The reason for this spike, experts say, is because of the “Tinder effect,” or the idea that casual anonymous sex is easier because of online hookup sites like Tinder.

The AIDS Healthcare Foundation (AHF) in 2015 put up billboards in California encouraging users of dating apps such as Tinder and Grindr to get tested for sexually transmitted diseases.

Tinder wrote a letter in response urging AHF to take down the ads.

“These unprovoked and wholly unsubstantiated accusations are made to irreparably damage Tinder’s reputation in an attempt to encourage others to take an HIV test offered by your organization,” the letter read. “While Tinder strongly supports such testing, the billboard’s statements are not founded upon any scientific evidence and are incapable of withstanding critical analysis.”

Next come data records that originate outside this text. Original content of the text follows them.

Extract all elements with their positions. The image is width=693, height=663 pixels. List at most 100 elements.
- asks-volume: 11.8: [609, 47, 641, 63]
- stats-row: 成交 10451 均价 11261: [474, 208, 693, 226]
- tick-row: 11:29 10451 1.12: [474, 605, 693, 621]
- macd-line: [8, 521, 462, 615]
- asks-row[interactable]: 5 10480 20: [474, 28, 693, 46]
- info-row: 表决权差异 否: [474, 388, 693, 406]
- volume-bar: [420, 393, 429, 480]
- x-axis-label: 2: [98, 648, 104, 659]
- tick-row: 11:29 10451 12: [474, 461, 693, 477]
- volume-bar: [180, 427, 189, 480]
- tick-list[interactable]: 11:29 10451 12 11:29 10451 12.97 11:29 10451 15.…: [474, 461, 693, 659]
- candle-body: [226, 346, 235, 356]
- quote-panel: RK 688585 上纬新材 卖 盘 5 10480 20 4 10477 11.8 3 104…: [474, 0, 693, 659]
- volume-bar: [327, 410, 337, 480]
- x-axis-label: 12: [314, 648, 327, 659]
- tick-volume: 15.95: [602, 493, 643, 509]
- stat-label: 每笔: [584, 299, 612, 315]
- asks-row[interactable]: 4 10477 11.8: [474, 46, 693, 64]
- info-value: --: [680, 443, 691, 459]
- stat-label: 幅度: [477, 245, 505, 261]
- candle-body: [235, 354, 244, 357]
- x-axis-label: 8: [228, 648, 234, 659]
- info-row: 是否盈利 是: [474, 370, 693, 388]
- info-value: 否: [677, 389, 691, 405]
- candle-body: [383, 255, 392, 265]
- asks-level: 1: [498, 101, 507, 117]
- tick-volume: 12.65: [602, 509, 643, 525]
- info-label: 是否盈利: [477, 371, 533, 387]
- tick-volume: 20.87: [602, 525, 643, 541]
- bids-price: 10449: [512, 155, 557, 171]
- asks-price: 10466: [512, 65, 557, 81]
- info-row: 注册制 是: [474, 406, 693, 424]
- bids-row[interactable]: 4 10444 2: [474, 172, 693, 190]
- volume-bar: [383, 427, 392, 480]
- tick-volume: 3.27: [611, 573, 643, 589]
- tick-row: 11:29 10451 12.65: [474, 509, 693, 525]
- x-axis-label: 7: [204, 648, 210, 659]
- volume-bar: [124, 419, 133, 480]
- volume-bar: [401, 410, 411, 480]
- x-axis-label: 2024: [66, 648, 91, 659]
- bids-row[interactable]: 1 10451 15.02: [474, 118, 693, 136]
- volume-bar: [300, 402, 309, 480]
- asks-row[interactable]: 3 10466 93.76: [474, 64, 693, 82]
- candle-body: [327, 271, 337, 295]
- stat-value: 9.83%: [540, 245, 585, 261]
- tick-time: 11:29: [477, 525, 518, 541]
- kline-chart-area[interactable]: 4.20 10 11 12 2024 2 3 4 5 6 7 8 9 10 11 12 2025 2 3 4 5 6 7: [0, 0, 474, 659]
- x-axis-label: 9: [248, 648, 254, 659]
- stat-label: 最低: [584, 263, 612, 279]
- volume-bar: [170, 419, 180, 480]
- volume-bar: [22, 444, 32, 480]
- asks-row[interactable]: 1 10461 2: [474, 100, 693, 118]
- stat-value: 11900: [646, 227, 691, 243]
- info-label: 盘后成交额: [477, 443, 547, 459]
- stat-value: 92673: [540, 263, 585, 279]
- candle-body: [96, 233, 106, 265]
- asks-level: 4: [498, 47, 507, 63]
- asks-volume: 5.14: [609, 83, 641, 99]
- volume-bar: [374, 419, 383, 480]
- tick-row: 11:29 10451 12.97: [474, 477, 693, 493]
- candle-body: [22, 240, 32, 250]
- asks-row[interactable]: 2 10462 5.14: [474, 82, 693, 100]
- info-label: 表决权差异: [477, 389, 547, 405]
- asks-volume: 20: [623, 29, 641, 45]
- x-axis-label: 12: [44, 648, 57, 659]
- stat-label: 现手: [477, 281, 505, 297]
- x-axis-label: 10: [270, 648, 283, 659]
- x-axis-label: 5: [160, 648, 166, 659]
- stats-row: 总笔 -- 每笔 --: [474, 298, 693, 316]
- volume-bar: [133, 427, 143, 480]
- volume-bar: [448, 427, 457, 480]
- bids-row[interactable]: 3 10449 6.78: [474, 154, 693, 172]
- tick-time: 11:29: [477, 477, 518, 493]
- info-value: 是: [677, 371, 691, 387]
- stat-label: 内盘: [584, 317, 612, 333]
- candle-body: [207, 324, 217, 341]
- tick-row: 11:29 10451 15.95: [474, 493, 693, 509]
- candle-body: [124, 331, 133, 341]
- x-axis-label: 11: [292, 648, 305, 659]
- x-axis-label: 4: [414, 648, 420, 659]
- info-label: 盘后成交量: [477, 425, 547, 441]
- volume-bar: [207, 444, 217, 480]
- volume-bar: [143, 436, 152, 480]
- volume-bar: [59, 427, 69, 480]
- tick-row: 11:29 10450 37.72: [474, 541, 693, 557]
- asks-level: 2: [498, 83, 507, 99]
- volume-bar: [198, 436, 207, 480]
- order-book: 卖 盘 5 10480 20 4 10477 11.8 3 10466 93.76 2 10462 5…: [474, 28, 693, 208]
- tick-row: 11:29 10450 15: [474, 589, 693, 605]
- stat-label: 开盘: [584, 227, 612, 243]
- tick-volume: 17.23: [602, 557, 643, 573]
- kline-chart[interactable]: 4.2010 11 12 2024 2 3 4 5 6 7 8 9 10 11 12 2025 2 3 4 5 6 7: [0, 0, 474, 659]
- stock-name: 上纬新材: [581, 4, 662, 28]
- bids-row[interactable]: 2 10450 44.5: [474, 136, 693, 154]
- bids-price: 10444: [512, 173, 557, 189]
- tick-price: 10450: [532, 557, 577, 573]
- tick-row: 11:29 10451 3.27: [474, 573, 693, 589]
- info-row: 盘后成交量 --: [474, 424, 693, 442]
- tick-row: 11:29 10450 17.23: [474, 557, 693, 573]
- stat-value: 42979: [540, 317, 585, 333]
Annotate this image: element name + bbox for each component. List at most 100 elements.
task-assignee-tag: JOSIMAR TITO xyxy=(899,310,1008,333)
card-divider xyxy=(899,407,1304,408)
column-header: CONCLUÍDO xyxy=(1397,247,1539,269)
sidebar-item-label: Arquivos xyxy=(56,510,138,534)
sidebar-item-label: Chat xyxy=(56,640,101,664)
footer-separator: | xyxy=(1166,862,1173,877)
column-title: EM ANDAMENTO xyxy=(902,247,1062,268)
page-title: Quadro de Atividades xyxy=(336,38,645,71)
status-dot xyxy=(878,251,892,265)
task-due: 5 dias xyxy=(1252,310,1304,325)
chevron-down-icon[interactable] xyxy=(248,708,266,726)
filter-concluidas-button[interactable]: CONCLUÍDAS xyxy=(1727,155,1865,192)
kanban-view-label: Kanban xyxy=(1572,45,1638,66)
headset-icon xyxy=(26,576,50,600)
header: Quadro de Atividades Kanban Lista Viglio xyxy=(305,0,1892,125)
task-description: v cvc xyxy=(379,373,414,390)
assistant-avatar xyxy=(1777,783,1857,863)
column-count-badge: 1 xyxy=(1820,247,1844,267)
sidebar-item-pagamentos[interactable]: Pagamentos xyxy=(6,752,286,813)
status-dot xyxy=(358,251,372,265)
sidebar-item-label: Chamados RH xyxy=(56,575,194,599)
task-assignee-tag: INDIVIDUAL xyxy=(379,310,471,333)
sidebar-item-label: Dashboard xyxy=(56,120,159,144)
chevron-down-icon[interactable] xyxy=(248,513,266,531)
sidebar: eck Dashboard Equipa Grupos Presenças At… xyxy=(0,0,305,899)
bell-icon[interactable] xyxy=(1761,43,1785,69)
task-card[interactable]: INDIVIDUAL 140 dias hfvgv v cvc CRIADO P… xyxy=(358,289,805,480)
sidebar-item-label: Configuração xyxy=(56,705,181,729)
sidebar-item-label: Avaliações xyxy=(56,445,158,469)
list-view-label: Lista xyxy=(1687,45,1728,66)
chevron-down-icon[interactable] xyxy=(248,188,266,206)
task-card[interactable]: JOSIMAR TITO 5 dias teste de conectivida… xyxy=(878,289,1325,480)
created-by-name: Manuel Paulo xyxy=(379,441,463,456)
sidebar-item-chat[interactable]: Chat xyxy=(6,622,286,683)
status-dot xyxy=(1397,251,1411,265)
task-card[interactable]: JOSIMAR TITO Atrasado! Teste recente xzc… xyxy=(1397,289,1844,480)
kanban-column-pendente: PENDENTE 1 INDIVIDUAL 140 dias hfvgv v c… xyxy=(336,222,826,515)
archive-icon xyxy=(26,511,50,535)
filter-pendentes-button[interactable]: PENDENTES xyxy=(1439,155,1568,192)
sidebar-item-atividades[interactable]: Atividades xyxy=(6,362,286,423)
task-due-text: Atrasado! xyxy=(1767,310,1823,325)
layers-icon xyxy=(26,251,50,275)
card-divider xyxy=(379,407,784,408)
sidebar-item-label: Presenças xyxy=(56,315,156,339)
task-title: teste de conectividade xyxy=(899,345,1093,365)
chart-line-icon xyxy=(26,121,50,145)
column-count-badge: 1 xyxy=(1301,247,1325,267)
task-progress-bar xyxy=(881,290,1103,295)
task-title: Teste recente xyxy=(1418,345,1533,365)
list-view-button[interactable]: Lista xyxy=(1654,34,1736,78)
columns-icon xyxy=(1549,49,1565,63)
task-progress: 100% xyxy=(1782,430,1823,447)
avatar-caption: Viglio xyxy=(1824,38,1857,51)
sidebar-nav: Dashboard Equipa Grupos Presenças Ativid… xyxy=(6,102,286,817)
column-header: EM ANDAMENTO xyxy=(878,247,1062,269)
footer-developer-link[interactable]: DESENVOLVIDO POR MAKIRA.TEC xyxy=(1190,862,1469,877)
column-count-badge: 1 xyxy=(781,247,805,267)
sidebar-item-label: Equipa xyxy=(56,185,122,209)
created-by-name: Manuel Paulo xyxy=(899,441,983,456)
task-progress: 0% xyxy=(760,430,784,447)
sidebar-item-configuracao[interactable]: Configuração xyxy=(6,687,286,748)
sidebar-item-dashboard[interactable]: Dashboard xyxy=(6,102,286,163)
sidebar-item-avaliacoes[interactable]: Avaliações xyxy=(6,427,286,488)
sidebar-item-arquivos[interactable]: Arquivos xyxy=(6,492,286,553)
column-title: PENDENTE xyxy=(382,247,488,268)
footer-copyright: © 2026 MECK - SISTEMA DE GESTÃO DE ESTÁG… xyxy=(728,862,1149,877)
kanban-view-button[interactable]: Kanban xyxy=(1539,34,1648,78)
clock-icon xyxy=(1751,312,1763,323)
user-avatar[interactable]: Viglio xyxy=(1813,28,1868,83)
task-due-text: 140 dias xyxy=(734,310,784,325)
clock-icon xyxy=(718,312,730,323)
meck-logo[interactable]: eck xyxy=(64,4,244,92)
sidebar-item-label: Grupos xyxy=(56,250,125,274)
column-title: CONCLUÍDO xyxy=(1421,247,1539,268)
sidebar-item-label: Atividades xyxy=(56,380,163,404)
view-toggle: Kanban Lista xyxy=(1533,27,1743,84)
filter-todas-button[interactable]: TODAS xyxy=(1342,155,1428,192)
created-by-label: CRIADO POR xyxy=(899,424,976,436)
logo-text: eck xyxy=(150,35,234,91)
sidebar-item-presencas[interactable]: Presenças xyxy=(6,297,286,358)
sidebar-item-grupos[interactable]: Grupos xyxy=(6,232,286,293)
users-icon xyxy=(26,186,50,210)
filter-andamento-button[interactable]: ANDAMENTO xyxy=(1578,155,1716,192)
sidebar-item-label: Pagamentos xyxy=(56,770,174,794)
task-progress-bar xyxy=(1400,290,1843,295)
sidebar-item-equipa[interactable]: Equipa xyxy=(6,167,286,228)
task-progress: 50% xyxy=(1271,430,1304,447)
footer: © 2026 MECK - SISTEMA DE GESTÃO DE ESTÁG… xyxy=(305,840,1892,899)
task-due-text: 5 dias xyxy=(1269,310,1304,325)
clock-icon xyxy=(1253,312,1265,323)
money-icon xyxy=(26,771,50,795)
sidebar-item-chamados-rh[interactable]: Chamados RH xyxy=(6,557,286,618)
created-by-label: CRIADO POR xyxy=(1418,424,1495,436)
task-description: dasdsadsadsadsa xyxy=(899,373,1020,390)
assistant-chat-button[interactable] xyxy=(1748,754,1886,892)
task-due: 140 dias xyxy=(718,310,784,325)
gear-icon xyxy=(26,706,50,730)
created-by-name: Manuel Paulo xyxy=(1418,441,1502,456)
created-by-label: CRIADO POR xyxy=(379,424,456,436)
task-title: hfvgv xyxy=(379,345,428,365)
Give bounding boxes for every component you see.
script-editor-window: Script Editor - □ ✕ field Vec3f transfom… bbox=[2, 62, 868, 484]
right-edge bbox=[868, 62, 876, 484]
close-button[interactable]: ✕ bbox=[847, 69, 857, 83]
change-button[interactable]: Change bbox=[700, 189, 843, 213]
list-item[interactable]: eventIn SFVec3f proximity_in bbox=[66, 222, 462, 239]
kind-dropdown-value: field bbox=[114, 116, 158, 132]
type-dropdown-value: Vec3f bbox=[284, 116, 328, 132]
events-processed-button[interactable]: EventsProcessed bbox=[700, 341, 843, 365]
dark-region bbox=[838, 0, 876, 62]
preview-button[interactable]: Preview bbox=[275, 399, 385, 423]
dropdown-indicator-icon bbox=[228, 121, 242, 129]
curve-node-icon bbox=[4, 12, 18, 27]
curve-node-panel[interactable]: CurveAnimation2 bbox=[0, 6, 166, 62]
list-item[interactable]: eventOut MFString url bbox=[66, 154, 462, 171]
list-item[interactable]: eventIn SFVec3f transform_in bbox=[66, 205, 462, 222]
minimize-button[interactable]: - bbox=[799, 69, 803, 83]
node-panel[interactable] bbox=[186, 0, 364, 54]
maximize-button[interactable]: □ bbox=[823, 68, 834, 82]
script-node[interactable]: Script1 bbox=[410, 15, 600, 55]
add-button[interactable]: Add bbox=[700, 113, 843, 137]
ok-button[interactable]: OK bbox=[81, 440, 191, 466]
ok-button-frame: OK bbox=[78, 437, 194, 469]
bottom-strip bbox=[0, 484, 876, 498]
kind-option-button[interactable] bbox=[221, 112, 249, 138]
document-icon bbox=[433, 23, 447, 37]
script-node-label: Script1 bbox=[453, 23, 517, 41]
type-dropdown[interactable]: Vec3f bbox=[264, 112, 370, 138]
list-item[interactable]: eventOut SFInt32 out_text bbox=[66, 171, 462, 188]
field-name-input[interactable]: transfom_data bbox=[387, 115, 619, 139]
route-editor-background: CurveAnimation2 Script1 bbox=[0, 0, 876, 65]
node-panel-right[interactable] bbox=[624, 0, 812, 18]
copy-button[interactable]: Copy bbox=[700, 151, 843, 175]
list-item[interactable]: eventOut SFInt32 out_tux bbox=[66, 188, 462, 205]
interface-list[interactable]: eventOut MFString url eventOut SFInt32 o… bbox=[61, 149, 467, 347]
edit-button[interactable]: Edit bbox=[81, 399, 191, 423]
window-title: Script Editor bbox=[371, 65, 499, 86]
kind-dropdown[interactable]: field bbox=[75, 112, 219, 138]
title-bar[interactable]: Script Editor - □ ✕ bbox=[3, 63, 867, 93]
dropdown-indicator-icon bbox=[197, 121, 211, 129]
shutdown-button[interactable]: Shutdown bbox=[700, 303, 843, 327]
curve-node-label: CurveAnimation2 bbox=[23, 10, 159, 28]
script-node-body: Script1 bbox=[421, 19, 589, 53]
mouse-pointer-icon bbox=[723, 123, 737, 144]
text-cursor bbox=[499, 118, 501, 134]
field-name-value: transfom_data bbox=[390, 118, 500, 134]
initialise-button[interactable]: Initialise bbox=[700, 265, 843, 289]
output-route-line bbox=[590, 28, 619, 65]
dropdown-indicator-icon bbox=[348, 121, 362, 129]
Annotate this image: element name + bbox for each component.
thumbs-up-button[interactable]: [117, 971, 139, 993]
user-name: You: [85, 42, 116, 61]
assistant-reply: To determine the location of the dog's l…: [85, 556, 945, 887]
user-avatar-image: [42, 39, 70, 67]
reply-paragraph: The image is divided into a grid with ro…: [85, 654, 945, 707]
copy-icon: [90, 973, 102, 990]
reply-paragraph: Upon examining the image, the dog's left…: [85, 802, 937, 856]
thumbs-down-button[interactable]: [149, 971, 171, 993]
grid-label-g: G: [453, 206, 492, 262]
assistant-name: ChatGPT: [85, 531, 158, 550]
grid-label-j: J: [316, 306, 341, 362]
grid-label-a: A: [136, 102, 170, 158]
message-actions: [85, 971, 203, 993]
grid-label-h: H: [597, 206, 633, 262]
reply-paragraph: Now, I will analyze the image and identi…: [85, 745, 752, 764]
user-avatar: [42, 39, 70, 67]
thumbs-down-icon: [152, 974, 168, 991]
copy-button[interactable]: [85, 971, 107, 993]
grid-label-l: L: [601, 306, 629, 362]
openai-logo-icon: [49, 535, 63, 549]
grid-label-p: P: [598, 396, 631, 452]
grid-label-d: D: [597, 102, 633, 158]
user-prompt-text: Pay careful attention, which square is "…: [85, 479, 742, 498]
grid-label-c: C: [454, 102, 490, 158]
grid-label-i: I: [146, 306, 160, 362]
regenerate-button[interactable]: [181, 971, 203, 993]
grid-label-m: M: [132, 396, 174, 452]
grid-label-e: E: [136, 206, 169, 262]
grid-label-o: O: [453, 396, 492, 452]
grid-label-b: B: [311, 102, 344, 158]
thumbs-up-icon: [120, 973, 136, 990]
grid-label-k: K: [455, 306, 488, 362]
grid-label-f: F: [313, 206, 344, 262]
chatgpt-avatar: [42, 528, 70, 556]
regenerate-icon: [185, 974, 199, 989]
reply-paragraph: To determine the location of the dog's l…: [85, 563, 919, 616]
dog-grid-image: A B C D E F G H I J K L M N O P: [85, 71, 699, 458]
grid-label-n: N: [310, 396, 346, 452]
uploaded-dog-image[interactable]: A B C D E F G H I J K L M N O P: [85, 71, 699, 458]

Earlier this year, Tinder added an STD testing locator to its app.

Josh Bloom of the American Council on Science and Health said that the rise in syphilis among gay men is due to the fact that there are drugs that allow HIV-positive people to have unprotected sex without passing it on to uninfected partners.

In women, the rise in syphilis is due to the fact that women are using forms of protection during sex other than condoms.

“Kids are a lot more afraid of getting pregnant than getting a disease that only needs a little cipro,” Kay Hymowitz of the Manhattan Institute said.

Syphilis is hard to detect because its symptoms can mimic other diseases. It can remain latent in the body for years if left untreated.

But in the late stages of syphilis, the disease can cause damage to internal organs.